Until I was 15, my family used to spend a couple of months a year at a house at the seaside. As the house has been my number one association to the word “childhood” since I’ve been introduced to the concept of nostalgia, I developed a strange relationship with it after we’d stopped visiting. When something that valuable for your inner life is (for the most part) taken away, you begin to question everything related to it in order to discover a definite, carved-in-stone truth that you hope will help you adapt to the sudden lack of it as painlessly as possible.

In the 4 years I didn’t go there my mind slowly recalled, reconstructed and analyzed every single memory: being afraid of going in the lower courtyard as a child because I was convinced a lion would eat me were I to disturb his kingdom unaccompanied by an adult, watching ships and lights with elbows resting on windowsills at night, narrow, steep stairs you could never get the hang of, the smell of lavender after having watered the garden, mysterious paintings in the living room, shortcut leading to the bakery past a brood of hens, stories bordering on occult everyone enjoyed elaborating on whenever they got the chance, the saddest dog in the world, listening to gentle morning rain between crisp white sheets … All pure magic realism the source of which was, I was sure, the house itself.

I returned to the house last summer with my brother.
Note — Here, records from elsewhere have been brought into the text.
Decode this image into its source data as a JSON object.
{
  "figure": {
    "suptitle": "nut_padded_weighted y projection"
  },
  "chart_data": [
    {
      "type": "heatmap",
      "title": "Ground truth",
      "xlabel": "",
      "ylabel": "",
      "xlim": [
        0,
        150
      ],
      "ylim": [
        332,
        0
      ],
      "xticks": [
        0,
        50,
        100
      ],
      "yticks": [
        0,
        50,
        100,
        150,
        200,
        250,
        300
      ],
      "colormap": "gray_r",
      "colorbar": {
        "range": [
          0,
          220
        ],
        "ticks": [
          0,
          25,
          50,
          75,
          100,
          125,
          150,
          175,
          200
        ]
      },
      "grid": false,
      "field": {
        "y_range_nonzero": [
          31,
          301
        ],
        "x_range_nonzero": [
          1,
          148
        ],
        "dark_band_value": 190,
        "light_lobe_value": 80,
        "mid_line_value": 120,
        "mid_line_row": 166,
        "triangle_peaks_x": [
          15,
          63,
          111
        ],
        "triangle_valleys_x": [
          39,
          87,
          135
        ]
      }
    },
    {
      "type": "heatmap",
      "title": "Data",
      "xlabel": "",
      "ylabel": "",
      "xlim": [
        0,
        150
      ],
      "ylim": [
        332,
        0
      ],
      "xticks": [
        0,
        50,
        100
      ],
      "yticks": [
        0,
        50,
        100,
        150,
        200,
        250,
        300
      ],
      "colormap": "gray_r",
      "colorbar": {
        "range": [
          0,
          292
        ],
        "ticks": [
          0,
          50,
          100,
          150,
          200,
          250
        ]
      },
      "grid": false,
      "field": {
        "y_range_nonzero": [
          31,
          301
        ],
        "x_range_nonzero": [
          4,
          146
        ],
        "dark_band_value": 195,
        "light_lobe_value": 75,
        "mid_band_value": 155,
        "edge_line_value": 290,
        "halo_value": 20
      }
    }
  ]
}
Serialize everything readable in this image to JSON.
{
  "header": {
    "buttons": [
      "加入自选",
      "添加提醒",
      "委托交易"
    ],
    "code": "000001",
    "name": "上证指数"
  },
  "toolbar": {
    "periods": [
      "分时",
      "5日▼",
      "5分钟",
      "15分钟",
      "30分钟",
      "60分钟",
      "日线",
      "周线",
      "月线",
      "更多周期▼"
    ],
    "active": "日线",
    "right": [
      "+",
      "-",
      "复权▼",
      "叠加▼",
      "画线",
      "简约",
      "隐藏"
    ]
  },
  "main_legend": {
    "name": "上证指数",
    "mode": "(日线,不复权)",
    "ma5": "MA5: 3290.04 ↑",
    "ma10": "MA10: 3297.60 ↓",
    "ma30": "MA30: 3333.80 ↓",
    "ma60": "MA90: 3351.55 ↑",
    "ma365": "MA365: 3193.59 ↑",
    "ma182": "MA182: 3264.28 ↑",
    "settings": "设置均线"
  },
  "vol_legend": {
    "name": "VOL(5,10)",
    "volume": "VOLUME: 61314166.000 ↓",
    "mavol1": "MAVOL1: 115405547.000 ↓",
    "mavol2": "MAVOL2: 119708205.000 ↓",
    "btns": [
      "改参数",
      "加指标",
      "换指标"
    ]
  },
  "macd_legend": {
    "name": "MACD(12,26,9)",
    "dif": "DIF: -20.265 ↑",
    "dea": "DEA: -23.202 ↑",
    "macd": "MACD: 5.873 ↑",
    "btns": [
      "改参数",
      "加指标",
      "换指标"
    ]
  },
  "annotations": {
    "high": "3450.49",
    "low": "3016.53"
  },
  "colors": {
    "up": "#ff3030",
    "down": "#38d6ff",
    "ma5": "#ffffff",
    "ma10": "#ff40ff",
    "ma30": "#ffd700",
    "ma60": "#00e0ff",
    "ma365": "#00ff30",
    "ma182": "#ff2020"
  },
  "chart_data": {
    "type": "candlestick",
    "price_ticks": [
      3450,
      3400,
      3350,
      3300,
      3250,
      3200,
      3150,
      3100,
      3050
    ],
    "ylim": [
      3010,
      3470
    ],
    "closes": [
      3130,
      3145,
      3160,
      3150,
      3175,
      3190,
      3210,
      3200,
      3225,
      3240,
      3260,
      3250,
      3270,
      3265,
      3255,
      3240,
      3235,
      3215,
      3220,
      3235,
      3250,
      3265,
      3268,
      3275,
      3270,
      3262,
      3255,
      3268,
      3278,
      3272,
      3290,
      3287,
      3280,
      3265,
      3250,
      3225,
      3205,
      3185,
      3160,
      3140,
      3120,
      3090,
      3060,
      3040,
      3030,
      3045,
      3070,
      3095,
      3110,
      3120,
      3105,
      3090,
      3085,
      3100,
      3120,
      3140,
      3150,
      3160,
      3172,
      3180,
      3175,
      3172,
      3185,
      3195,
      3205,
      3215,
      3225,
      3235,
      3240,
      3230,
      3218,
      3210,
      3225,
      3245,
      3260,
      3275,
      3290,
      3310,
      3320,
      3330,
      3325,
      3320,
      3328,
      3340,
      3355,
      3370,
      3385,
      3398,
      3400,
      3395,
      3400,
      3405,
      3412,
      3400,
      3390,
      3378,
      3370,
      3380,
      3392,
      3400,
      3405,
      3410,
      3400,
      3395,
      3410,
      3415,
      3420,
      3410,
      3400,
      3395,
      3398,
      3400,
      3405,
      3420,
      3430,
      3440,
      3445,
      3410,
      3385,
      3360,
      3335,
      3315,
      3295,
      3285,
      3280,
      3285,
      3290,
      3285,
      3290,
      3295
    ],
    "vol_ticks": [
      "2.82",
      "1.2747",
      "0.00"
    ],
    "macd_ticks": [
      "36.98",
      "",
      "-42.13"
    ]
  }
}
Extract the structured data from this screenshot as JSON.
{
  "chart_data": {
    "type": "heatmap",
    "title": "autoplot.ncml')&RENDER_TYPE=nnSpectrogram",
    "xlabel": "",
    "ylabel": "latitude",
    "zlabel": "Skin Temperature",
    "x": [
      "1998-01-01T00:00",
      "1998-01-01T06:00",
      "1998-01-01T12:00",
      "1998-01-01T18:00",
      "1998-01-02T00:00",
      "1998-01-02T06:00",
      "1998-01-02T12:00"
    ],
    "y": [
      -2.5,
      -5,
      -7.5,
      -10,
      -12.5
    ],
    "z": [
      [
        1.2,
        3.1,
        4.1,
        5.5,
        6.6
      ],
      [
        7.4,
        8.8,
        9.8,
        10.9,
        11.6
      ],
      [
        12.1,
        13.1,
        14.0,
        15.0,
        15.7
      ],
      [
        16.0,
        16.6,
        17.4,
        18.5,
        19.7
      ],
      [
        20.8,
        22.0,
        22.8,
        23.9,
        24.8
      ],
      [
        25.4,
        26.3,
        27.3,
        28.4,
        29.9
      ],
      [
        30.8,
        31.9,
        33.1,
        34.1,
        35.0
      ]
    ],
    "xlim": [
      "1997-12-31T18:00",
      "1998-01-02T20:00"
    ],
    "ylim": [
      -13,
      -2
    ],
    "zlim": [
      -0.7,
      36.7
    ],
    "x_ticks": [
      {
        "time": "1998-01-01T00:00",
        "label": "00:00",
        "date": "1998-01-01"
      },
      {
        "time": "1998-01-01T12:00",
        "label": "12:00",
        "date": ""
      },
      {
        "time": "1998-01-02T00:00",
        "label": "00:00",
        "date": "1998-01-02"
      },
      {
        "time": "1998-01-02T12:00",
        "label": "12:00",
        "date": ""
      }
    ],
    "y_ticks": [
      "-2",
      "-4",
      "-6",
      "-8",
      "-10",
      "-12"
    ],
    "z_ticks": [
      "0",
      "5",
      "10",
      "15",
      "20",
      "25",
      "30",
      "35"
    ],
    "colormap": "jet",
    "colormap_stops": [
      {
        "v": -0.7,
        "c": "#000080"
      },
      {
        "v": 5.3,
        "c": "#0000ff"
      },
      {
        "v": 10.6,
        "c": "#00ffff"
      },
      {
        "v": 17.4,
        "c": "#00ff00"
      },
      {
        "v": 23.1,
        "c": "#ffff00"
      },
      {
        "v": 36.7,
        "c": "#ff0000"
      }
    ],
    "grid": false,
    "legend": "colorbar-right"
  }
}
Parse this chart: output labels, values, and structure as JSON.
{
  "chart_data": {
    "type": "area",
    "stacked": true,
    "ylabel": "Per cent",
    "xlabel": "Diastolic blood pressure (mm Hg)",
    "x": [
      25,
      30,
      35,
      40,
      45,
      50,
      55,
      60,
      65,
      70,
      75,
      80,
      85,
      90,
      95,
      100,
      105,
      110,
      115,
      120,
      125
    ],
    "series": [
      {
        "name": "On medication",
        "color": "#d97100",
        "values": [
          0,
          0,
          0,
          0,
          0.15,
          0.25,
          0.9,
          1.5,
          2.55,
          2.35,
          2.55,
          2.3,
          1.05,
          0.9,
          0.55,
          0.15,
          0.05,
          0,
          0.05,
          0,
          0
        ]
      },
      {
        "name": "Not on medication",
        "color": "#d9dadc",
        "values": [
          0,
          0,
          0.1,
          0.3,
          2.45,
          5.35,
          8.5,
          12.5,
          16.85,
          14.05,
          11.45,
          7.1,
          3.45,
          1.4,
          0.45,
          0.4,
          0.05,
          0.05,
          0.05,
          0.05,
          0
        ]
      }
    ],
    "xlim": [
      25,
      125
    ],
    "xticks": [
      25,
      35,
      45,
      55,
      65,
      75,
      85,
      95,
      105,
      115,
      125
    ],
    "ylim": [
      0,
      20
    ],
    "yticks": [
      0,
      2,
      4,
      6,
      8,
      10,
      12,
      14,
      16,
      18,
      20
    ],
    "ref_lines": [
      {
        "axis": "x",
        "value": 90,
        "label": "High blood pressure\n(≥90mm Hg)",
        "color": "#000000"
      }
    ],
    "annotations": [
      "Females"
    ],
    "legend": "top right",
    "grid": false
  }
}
Happy that I finally had the opportunity to do it, I took a camera with me to capture everything I had been constantly thinking about all these years. However, when we unlocked the doors for the first time, let the light in and took a walk around the place, there was suddenly nothing to photograph, as if everything I held so dear never existed at all. It was then that I finally realized what I missed wasn’t the house but the time when we inhabited it. It was us, the people, who made it alive, and that feeling can never be recreated because my childhood at n° 87 is long gone, no matter how nostalgic I feel about it.

In a way, I’m content I let it go as – like so many times before – what I yearned for was unattainable. A part of me will probably always wish it weren’t, but our new place a couple of minutes down the hill has many qualities to it as well. If nothing else, I still have the memories – I’ve learned it doesn’t pay off to live off them, but in smaller doses I’m sure they can be nothing but benign.